Media Fights for Access to Executions, But Not the Rest of the Prison System

    In April, the Tennessee Supreme Court temporarily blocked a ruling that would allow journalists to witness more parts of the lethal injection process, rather than just a 10- or 15-minute window.

    A coalition of media organizations had sued for the right to witness steps like the preparation of the syringe, and for the curtains to remain open from the moment the condemned person enters the execution chamber until they are pronounced dead. It is not clear where the ruling will stand on May 21 when the state plans to execute 57-year-old Tony Von Carruthers, who has maintained his innocence for 30 years.

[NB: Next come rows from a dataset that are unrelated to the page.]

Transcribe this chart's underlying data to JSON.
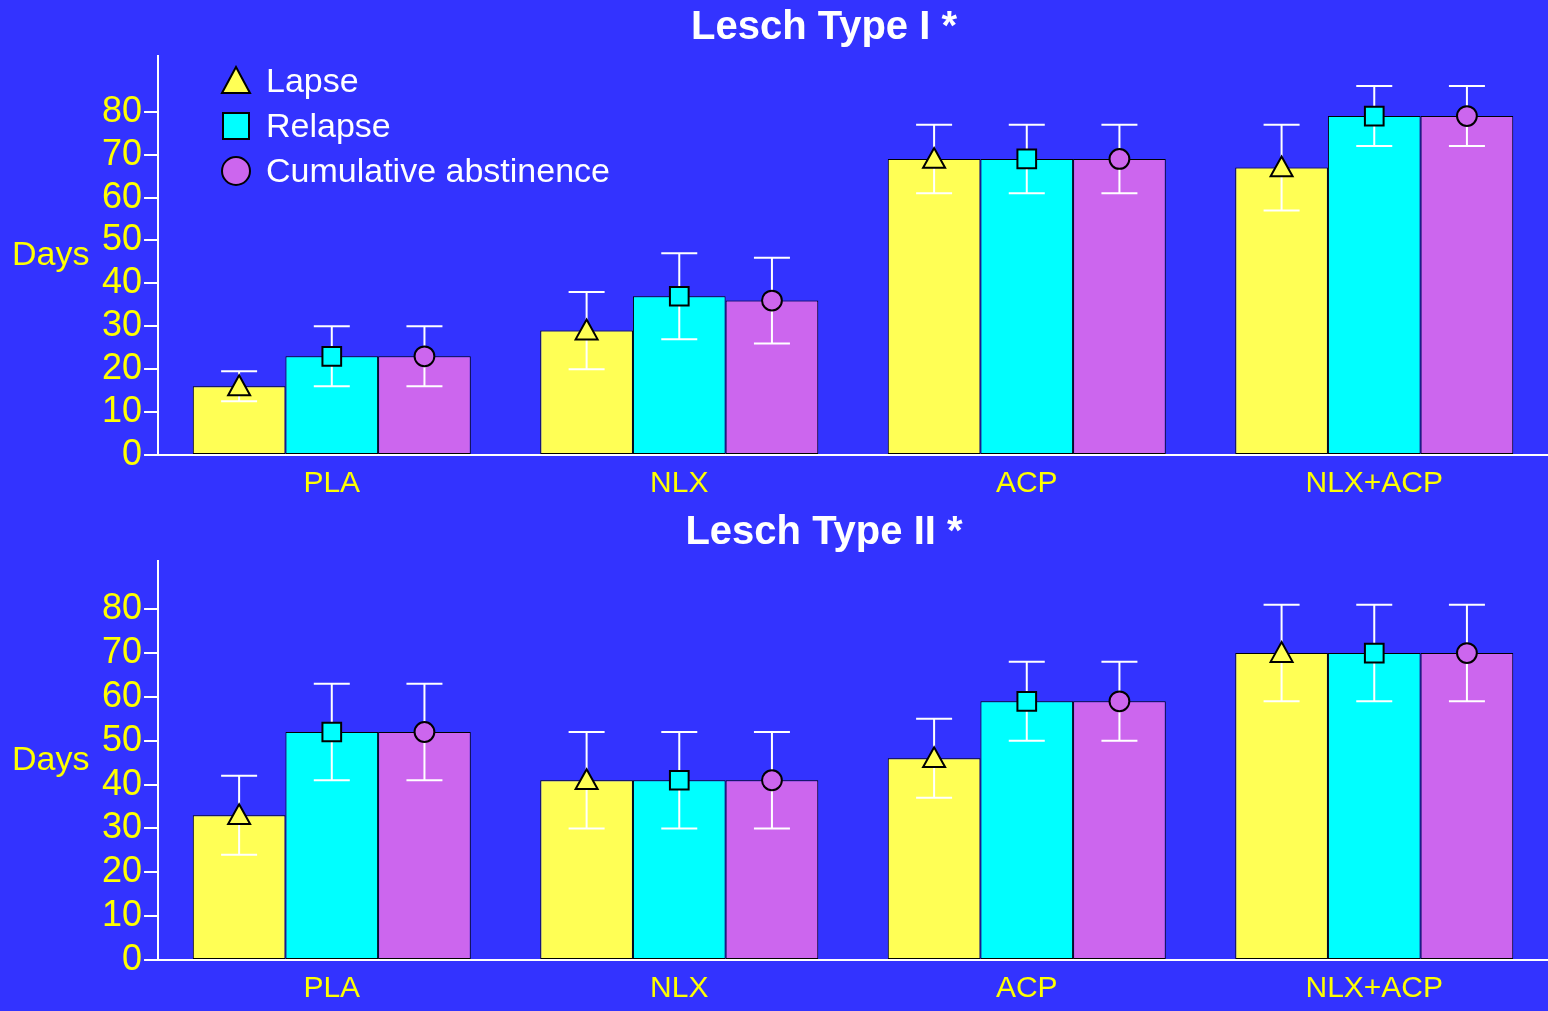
{
  "chart_data": [
    {
      "type": "bar",
      "title": "Lesch Type I *",
      "ylabel": "Days",
      "categories": [
        "PLA",
        "NLX",
        "ACP",
        "NLX+ACP"
      ],
      "ylim": [
        0,
        93
      ],
      "yticks": [
        0,
        10,
        20,
        30,
        40,
        50,
        60,
        70,
        80
      ],
      "grid": false,
      "legend": "top left",
      "series": [
        {
          "color": "#ffff55",
          "values": [
            16,
            29,
            69,
            67
          ],
          "errors": [
            3.5,
            9,
            8,
            10
          ]
        },
        {
          "color": "#00ffff",
          "values": [
            23,
            37,
            69,
            79
          ],
          "errors": [
            7,
            10,
            8,
            7
          ]
        },
        {
          "color": "#cc66ee",
          "values": [
            23,
            36,
            69,
            79
          ],
          "errors": [
            7,
            10,
            8,
            7
          ]
        },
        {
          "type": "scatter",
          "name": "Lapse",
          "color": "#ffff55",
          "marker": "triangle",
          "x": [
            "PLA",
            "NLX",
            "ACP",
            "NLX+ACP"
          ],
          "values": [
            16,
            29,
            69,
            67
          ]
        },
        {
          "type": "scatter",
          "name": "Relapse",
          "color": "#00ffff",
          "marker": "square",
          "x": [
            "PLA",
            "NLX",
            "ACP",
            "NLX+ACP"
          ],
          "values": [
            23,
            37,
            69,
            79
          ]
        },
        {
          "type": "scatter",
          "name": "Cumulative abstinence",
          "color": "#cc66ee",
          "marker": "circle",
          "x": [
            "PLA",
            "NLX",
            "ACP",
            "NLX+ACP"
          ],
          "values": [
            23,
            36,
            69,
            79
          ]
        }
      ]
    },
    {
      "type": "bar",
      "title": "Lesch Type II *",
      "ylabel": "Days",
      "categories": [
        "PLA",
        "NLX",
        "ACP",
        "NLX+ACP"
      ],
      "ylim": [
        0,
        91
      ],
      "yticks": [
        0,
        10,
        20,
        30,
        40,
        50,
        60,
        70,
        80
      ],
      "grid": false,
      "series": [
        {
          "color": "#ffff55",
          "values": [
            33,
            41,
            46,
            70
          ],
          "errors": [
            9,
            11,
            9,
            11
          ]
        },
        {
          "color": "#00ffff",
          "values": [
            52,
            41,
            59,
            70
          ],
          "errors": [
            11,
            11,
            9,
            11
          ]
        },
        {
          "color": "#cc66ee",
          "values": [
            52,
            41,
            59,
            70
          ],
          "errors": [
            11,
            11,
            9,
            11
          ]
        },
        {
          "type": "scatter",
          "color": "#ffff55",
          "marker": "triangle",
          "x": [
            "PLA",
            "NLX",
            "ACP",
            "NLX+ACP"
          ],
          "values": [
            33,
            41,
            46,
            70
          ]
        },
        {
          "type": "scatter",
          "color": "#00ffff",
          "marker": "square",
          "x": [
            "PLA",
            "NLX",
            "ACP",
            "NLX+ACP"
          ],
          "values": [
            52,
            41,
            59,
            70
          ]
        },
        {
          "type": "scatter",
          "color": "#cc66ee",
          "marker": "circle",
          "x": [
            "PLA",
            "NLX",
            "ACP",
            "NLX+ACP"
          ],
          "values": [
            52,
            41,
            59,
            70
          ]
        }
      ]
    }
  ]
}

    “This is an important first step toward more transparency in executions in Tennessee,” Reporters Committee for Freedom of the Press attorney Paul McAdoo said of the initial ruling, according to the Tennessean.

    News outlets fight hard for transparency around executions. Personally, I wonder if this is more about voyeurism than newsworthiness.

    Executions were once public spectacles, and news coverage of them is still rooted in that perspective. Do journalists need to watch the syringe being prepared and administered in order to determine whether the punishment was carried out humanely? I am sure that it was not.

    The death penalty is not an event; it’s a process. People condemned to death spend decades in tortuously restrictive conditions prior to execution. Where is the news media during this time? And a larger question: Where is the fight for transparency on behalf of the 20,000-plus people in Tennessee Department of Correction (TDOC) custody, who are also hidden from the public?

    Only a handful of prisoners are executed each year; the number of in-custody suicides and homicides the state allows to happen is significantly higher. Where is the media coalition to object to that?

    In 2025, 158 people died in Tennessee state prisons.

    Media organizations often portray themselves as “watchdogs” over government processes. But since the 1974 rulings in Pell v. Procunier and Saxbe v. Washington Post Co. the Supreme Court has held that the First Amendment does not grant the press any more access than the general public has when it comes to prisons. And for the most part, the press accepts this.

    TDOC does not allow media to bring cameras inside prisons. Outside journalists are not allowed to interview prisoners in person, nor can they speak by phone unless a prisoner adds them to their list of approved phone numbers, which is capped at 10.

    TDOC policy offers one exception: Outside journalists “may request an interview with an unspecified inmate on a specific department program or topic.” TDOC will then hand-pick the prisoner who goes in front of the media to talk about the approved topic. It’s like having a hostage read a prepared statement from their captors. Yes, I am being treated well. The food is good. The programming teaches me a lot.

    In addition to executions, news outlets are also eager to cover war, to report and photograph the horrific violence so that the public can make an informed decision about whether to support what the government is doing in their name. There is war inside prisons right now.

    In 2025, 158 people died in Tennessee state prisons. At South Central Correctional Facility, the CoreCivic-run prison where I’ve been housed for the past decade, there is currently a 20-person Special Operations Response Team (SORT) team deployed because of the out-of-control gang violence.

    People are being subjected to rape, torture and organized violence on a daily basis, but the media does not crusade for greater access to witness it and show it to the public, and so the public does not really understand. 

    Our lives should be at least as important as our deaths.